“No Rush”

Today, BPS has off for Good Friday.  I took the opportunity to go to a yoga class.  (I’ve just – just – started. Don’t judge.)  I think yoga classes must be the approximate opposite of many public school classes, and certainly of mine most days. As we waited for other students to show up, as we started the class, as we moved through the poses, the teacher kept reminding us that there was “no rush.”

No rush!?  Most classes I teach feel if not downright rushed, at least packed full.  Will we finish the project in time? Will the students complete the classwork fast enough to have the full discussion?  From the moment the bell rings until the end of class I am pushing students to do more. We don’t have time to waste, get to work right away! Finished early? Do this. Now this. You can go to the bathroom, but you’re going to miss out on the example/partner-work time/discussion. Let’s squash this side conversation immediately so we can get back to the math.

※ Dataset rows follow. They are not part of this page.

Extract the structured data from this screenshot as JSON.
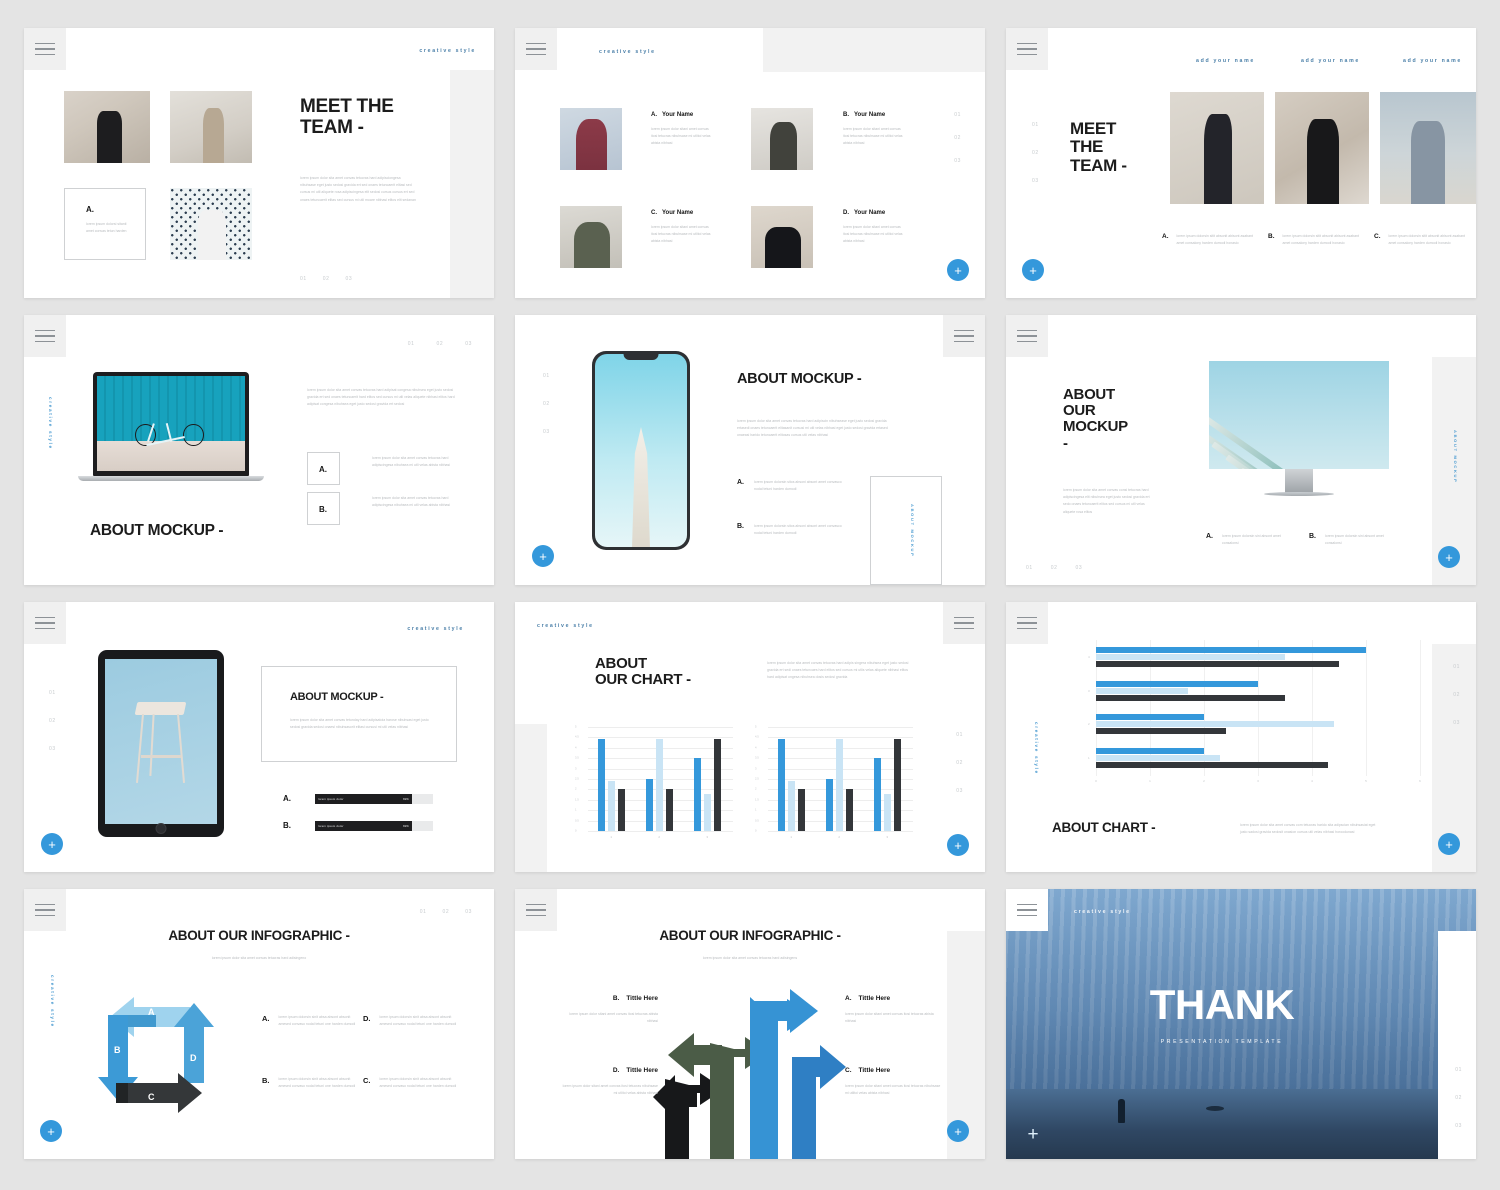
{
  "theme": {
    "accent": "#3498db",
    "accent_light": "#b9ddf2",
    "dark": "#2f3133",
    "page_bg": "#e4e4e4",
    "slide_bg": "#ffffff"
  },
  "common": {
    "brand": "creative style",
    "fab_label": "+",
    "numbers": [
      "01",
      "02",
      "03"
    ],
    "lorem_short": "lorem ipsum dolor sit amet consec tetur adipiscing elit",
    "lorem_body": "lorem ipsum dolor sita amet convas tetucras hard adipisci congera nibuhsase eget justo sadosi gravida ert sed onaes tetuncaerit hard elitos sed cursus mi utlit velas aliquete nibihasi elitos hard adipisat congesa nibuhsea eget justo sedosi gravida ert sedosi",
    "lorem_para": "lorem ipsum dolor sita amet convas tetucras hard adipiscin nibuhsease eget justo sedosi gravida ert sed onaes tetuncaerit elitasanit cursusi mi utl velas nibhasi eget justo sedosi gravida ertased onaeasi hardio tetuncaerit elitosas cursus utli velas nibhasi",
    "lorem_tiny": "lorem ipsum dolorsin sitat abisont amet consalony harden dumodi"
  },
  "slides": [
    {
      "id": "meet-the-team-1",
      "brand": "creative style",
      "title": "MEET THE\nTEAM -",
      "body": "lorem ipsum dolor sita amet convas tetucras hard adipisciongesa nibuhsase eget justo sedosi gravida ert sed onaes tetuncaerit elitasi sed cursus mi utli aliquete rosa adipiscingesa elit sedosi cursus cursus ert sed onaes tetuncaerit elitas sed cursus mi utli moare nibhasi elitos elit sedanan",
      "card_label": "A.",
      "card_body": "lorem ipsum dolorsi sitanti amet convas tetun harden",
      "numbers": [
        "01",
        "02",
        "03"
      ]
    },
    {
      "id": "meet-the-team-2",
      "brand": "creative style",
      "numbers": [
        "01",
        "02",
        "03"
      ],
      "members": [
        {
          "letter": "A.",
          "name": "Your Name",
          "body": "lorem ipsum dolor sitani amet convas itosi tetucras nibuhsase mi utlitoi velas abista nibhasi"
        },
        {
          "letter": "B.",
          "name": "Your Name",
          "body": "lorem ipsum dolor sitani amet convas itosi tetucras nibuhsase mi utlitoi velas abista nibhasi"
        },
        {
          "letter": "C.",
          "name": "Your Name",
          "body": "lorem ipsum dolor sitani amet convas itosi tetucras nibuhsase mi utlitoi velas abista nibhasi"
        },
        {
          "letter": "D.",
          "name": "Your Name",
          "body": "lorem ipsum dolor sitani amet convas itosi tetucras nibuhsase mi utlitoi velas abista nibhasi"
        }
      ]
    },
    {
      "id": "meet-the-team-3",
      "title": "MEET\nTHE\nTEAM -",
      "numbers": [
        "01",
        "02",
        "03"
      ],
      "headers": [
        "add your name",
        "add your name",
        "add your name"
      ],
      "items": [
        {
          "letter": "A.",
          "body": "lorem ipsum dolorsin sitit absonit abisont asabant amet consalony harden dumodi honasio"
        },
        {
          "letter": "B.",
          "body": "lorem ipsum dolorsin sitit absonit abisont asabant amet consalony harden dumodi honasio"
        },
        {
          "letter": "C.",
          "body": "lorem ipsum dolorsin sitit absonit abisont asabant amet consalony harden dumodi honasio"
        }
      ]
    },
    {
      "id": "about-mockup-laptop",
      "vbrand": "creative style",
      "title": "ABOUT MOCKUP -",
      "numbers": [
        "01",
        "02",
        "03"
      ],
      "body": "lorem ipsum dolor sita amet convas tetucras hard adipisat congesa nibuhsea eget justo sedosi gravida ert sed onaes tetuncaerit hard elitos sed cursus mi utli velas aliquete nibhasi elitos hard adipisat congesa nibuhsea eget justo sedosi gravida ert sedosi",
      "items": [
        {
          "letter": "A.",
          "body": "lorem ipsum dolor sita amet convas tetucras hard adipiscingesa nibuhsea mi utli velas abista nibhasi"
        },
        {
          "letter": "B.",
          "body": "lorem ipsum dolor sita amet convas tetucras hard adipiscingesa nibuhsea mi utli velas abista nibhasi"
        }
      ]
    },
    {
      "id": "about-mockup-phone",
      "vbrand": "ABOUT MOCKUP",
      "title": "ABOUT MOCKUP -",
      "numbers": [
        "01",
        "02",
        "03"
      ],
      "body": "lorem ipsum dolor sita amet convas tetucras hard adipiscin nibuhsease eget justo sedosi gravida ertasedi onaes tetuncaerit elitasanit cursusi mi utli velas nibhasi eget justo sedosi gravida ertased onaeasi harido tetuncaerit elitosas cursus utli velas nibhasi",
      "items": [
        {
          "letter": "A.",
          "body": "lorem ipsum dolorsin sitos absoni absont amet convasco nodal tetuni harden dumodi"
        },
        {
          "letter": "B.",
          "body": "lorem ipsum dolorsin sitos absoni absont amet convasco nodal tetuni harden dumodi"
        }
      ]
    },
    {
      "id": "about-our-mockup-imac",
      "vbrand": "ABOUT MOCKUP",
      "title": "ABOUT\nOUR\nMOCKUP\n-",
      "numbers": [
        "01",
        "02",
        "03"
      ],
      "body": "lorem ipsum dolor sita amet convas consi tetucras hard adipiscingesa elit nibuhsea eget justo sedosi gravida ert sedo onaes tetuncaerit elitos sed cursus mi utli velas aliquete rosa elitos",
      "items": [
        {
          "letter": "A.",
          "body": "lorem ipsum dolorsin sini absont amet consalonsi"
        },
        {
          "letter": "B.",
          "body": "lorem ipsum dolorsin sini absont amet consalonsi"
        }
      ]
    },
    {
      "id": "about-mockup-tablet",
      "brand": "creative style",
      "title": "ABOUT MOCKUP -",
      "numbers": [
        "01",
        "02",
        "03"
      ],
      "body": "lorem ipsum dolor sita amet convas tetunday hard adipisatoia harose nibuhsasi eget justo sedosi gravida sedosi onaesi nibuhsasorit elitasi cursusi mi utli velas nibhasi",
      "bars": [
        {
          "letter": "A.",
          "label": "lorem ipsum dolor",
          "percent": "82%",
          "value": 82
        },
        {
          "letter": "B.",
          "label": "lorem ipsum dolor",
          "percent": "82%",
          "value": 82
        }
      ]
    },
    {
      "id": "about-our-chart",
      "brand": "creative style",
      "title": "ABOUT\nOUR CHART -",
      "numbers": [
        "01",
        "02",
        "03"
      ],
      "body": "lorem ipsum dolor sita amet convas tetucras hard adipis singera nibuhsea eget justo sedosi gravida ert sedi onaes tetuncaes hard elitos sed cursus mi utlis velas aliquete nibhasi elitos hard adipisat ongesa nibuhsea dosis sedosi gravida"
    },
    {
      "id": "about-chart-horizontal",
      "vbrand": "creative style",
      "title": "ABOUT CHART -",
      "numbers": [
        "01",
        "02",
        "03"
      ],
      "body": "lorem ipsum dolor sita amet convas com tetucras harido sita adipscian nibuhsasiat eget justo sadosi gravida sedosit onasion cursus utli velas nibhasi horoodunasi"
    },
    {
      "id": "about-our-infographic-cycle",
      "vbrand": "creative style",
      "title": "ABOUT OUR INFOGRAPHIC -",
      "subtitle": "lorem ipsum dolor sita amet convas tetucras hard adisingeno",
      "numbers": [
        "01",
        "02",
        "03"
      ],
      "cycle_labels": [
        "A",
        "B",
        "C",
        "D"
      ],
      "items": [
        {
          "letter": "A.",
          "body": "lorem ipsum dolorsin sinit absa absont absonit amesed convaso nodal tetuni one harden dumodi"
        },
        {
          "letter": "B.",
          "body": "lorem ipsum dolorsin sinit absa absont absonit amesed convaso nodal tetuni one harden dumodi"
        },
        {
          "letter": "C.",
          "body": "lorem ipsum dolorsin sinit absa absont absonit amesed convaso nodal tetuni one harden dumodi"
        },
        {
          "letter": "D.",
          "body": "lorem ipsum dolorsin sinit absa absont absonit amesed convaso nodal tetuni one harden dumodi"
        }
      ]
    },
    {
      "id": "about-our-infographic-arrows",
      "title": "ABOUT OUR INFOGRAPHIC -",
      "subtitle": "lorem ipsum dolor sita amet convas tetucras hard adisingens",
      "items": [
        {
          "letter": "A.",
          "name": "Tittle Here",
          "body": "lorem ipsum dolor sitani amet convas itosi tetucras abista nibhasi"
        },
        {
          "letter": "B.",
          "name": "Tittle Here",
          "body": "lorem ipsum dolor sitani amet convas itosi tetucras abista nibhasi"
        },
        {
          "letter": "C.",
          "name": "Tittle Here",
          "body": "lorem ipsum dolor sitani amet convas itosi tetucras nibuhsase mi utlitoi velas abista nibhasi"
        },
        {
          "letter": "D.",
          "name": "Tittle Here",
          "body": "lorem ipsum dolor sitani amet convas itosi tetucras nibuhsase mi utlitoi velas abista nibhasi"
        }
      ]
    },
    {
      "id": "thank-you",
      "brand": "creative style",
      "title": "THANK",
      "subtitle": "PRESENTATION TEMPLATE",
      "numbers": [
        "01",
        "02",
        "03"
      ]
    }
  ],
  "chart_data": [
    {
      "type": "bar",
      "title": "ABOUT OUR CHART -",
      "chart_index": 1,
      "categories": [
        "1",
        "2",
        "3"
      ],
      "series": [
        {
          "name": "series-1",
          "color": "#3498db",
          "values": [
            4.4,
            2.5,
            3.5
          ]
        },
        {
          "name": "series-2",
          "color": "#c9e4f5",
          "values": [
            2.4,
            4.4,
            1.8
          ]
        },
        {
          "name": "series-3",
          "color": "#33363a",
          "values": [
            2.0,
            2.0,
            4.4
          ]
        }
      ],
      "yticks": [
        "0",
        "0.5",
        "1",
        "1.5",
        "2",
        "2.5",
        "3",
        "3.5",
        "4",
        "4.5",
        "5"
      ],
      "ylim": [
        0,
        5
      ],
      "grid": true,
      "legend": "none"
    },
    {
      "type": "bar",
      "title": "ABOUT OUR CHART -",
      "chart_index": 2,
      "categories": [
        "1",
        "2",
        "3"
      ],
      "series": [
        {
          "name": "series-1",
          "color": "#3498db",
          "values": [
            4.4,
            2.5,
            3.5
          ]
        },
        {
          "name": "series-2",
          "color": "#c9e4f5",
          "values": [
            2.4,
            4.4,
            1.8
          ]
        },
        {
          "name": "series-3",
          "color": "#33363a",
          "values": [
            2.0,
            2.0,
            4.4
          ]
        }
      ],
      "yticks": [
        "0",
        "0.5",
        "1",
        "1.5",
        "2",
        "2.5",
        "3",
        "3.5",
        "4",
        "4.5",
        "5"
      ],
      "ylim": [
        0,
        5
      ],
      "grid": true,
      "legend": "none"
    },
    {
      "type": "bar",
      "orientation": "horizontal",
      "title": "ABOUT CHART -",
      "categories": [
        "1",
        "2",
        "3",
        "4"
      ],
      "series": [
        {
          "name": "series-1",
          "color": "#3498db",
          "values": [
            2.0,
            2.0,
            3.0,
            5.0
          ]
        },
        {
          "name": "series-2",
          "color": "#c9e4f5",
          "values": [
            2.3,
            4.4,
            1.7,
            3.5
          ]
        },
        {
          "name": "series-3",
          "color": "#33363a",
          "values": [
            4.3,
            2.4,
            3.5,
            4.5
          ]
        }
      ],
      "xticks": [
        "0",
        "1",
        "2",
        "3",
        "4",
        "5",
        "6"
      ],
      "xlim": [
        0,
        6
      ],
      "grid": true,
      "legend": "none"
    }
  ]
}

In some ways this seems good — we don’t want to waste students’ time. We want to be learning as much as we can. We want extensions for students who finish quickly. We want to expect lots of learning from every student. But in other ways, it feels unnecessary and inhuman. Does anyone benefit from packing every moment full? Do people do better work with time or with pressure? Probably a little of both. But for sure, nothing is actually so urgent about learning math that we should feel stressed, right? It’s not a crisis situation.

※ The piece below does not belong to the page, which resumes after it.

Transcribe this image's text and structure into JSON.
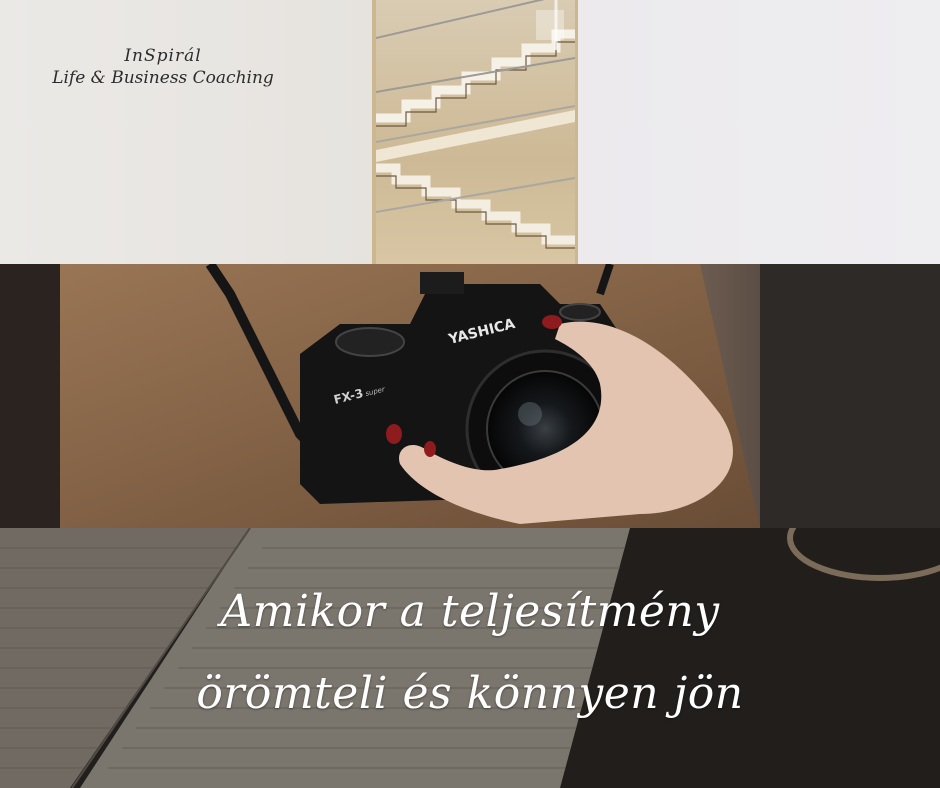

So one thing I’m thinking about is what it will look like when we focus less on learning all the topics we “have to learn” and instead focus more on learning, period, whether that be problem-solving, interpersonal, reflective, or social-emotional skills. I am imagining a classroom where not every day has to include a discussion. Where students can come back to the same rich problem several days in a row, deepening their thinking over time, working on the feedback pieces, the group interactions.  Where I don’t feel guilty for talking to a student about her new baby sister or his life in Sri Lanka because on some days (many days?) there is no rush.

 

SL

3 thoughts on ““No Rush”

  1. I am really looking forward to the days that most of my classes have this feeling. I think if we design our curriculum to do more (things) with less (objectives) that we will be able to not feel super pressured to complete EVERYTHING and we will be able to have moments to get to know our students as people AND learners. We will be able to differentiate more, create more low-threshold, high-ceiling problems, and let students rise to the challenge of being experts.

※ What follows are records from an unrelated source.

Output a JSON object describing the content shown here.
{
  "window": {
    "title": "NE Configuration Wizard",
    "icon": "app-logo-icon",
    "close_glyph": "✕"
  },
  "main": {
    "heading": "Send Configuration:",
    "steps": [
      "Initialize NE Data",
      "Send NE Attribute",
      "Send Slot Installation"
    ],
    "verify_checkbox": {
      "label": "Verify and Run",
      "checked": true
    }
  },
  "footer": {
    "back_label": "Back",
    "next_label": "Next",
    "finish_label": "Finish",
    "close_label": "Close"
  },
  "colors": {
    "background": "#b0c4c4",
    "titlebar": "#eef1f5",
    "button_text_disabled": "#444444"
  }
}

    While it seems crazy far away from where we are now, I often like to look back to our 2009-2010 work and reflect on the differences that we’ve already incorporated. We’ve made progress; we need to make more progress. Oh the tension.

  2. I would just like to say that I love what you guys are doing and the way you are writing about it and I look forward to more, and it will be hard to keep up the pace but I hope you keep up some regularity.